A celebration of British seasonality from Rosie Birkett
I first ate hazelnuts with scallops in Vancouver, where gorgeous golden hazelnuts grow in abundance.
The combination of the crunchy, toasted nuts with the delicate, creamy flesh of the scallops was just divine, and I’ve paired them together ever since. Hazelnuts and cherries are happy bedfellows in many desserts, but the piquant, juicy cherries work really well here with seafood, adding a vinaigrette quality to the richness of the dish.
Shellseekers Fish & Game at Borough Market sells beautiful hand-dived scallops, caught off the Devon coast. You can buy them ready-cleaned, but it’s worth taking some shells too, as it looks really beautiful to grill the scallops and serve them in their shells. Queen scallops are plentiful right now, and will work just as well as the normal big scallops—just double the quantities.
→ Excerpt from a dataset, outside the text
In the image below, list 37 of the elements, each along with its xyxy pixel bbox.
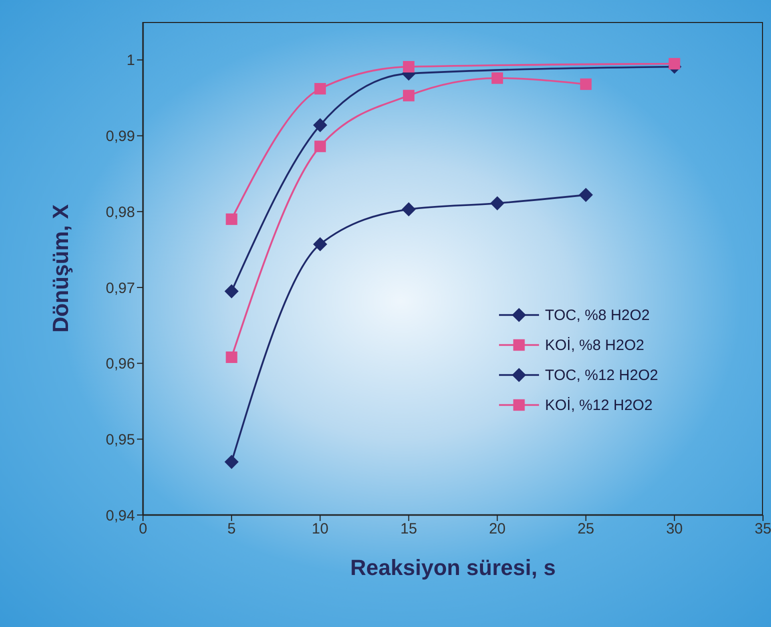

This recipe will provide you with too much butter for this particular dish, but it’s really not worth making any less and it’s delicious with all manner of seafood or tossed through pasta, stirred through risotto or melted onto greens, so good to have some leftover.
For the pickled cherries:
150g white wine vinegar
1 star anise
50g caster sugar
A sprig of thyme
3 black peppercorns
1 tsp salt
150g cherries, halved, pitted and sliced
For the butter:
30g raw shelled hazelnuts
100g unsalted butter
1 shallot, finely chopped
2 tsp lemon juice
For the scallops:
8 scallops, cleaned
Picked chervil, to garnish
To make the pickled cherries, put the vinegar, water, star anise, peppercorns, sugar and salt in a non-reactive pan with the thyme and bring to the boil, stirring. When the sugar has dissolved add the cherries and simmer for 2 mins. Turn off the heat and pour into a sterilised jar to cool.
To make the herb butter, preheat the oven to 180C. Place the hazelnuts in a roasting tray and roast for 6-8 mins, until they smell nutty. Pour into a clean tea towel and rub them to remove the skins.
Place the nuts in a food processor and blitz lightly to release their oils before adding the butter, herbs, shallot, lemon juice, a large pinch of salt and a grind of pepper. Blitz until you have a green-flecked butter.
Drain a couple of tablespoons of the pickled cherries onto kitchen roll, then chop.
Preheat the grill to high. Brush the scallops on both sides with a little rapeseed oil, and season with salt. Place in their shells or on a roasting tray, and grill for 1-2 mins, until they’re starting to colour. Turn them over and dot with the butter, then return to the grill for 1-2 mins more, until the butter has melted.
Scatter the cherries and picked chervil over the scallops, then serve in the shells. I’d serve some crusty bread alongside for moppage.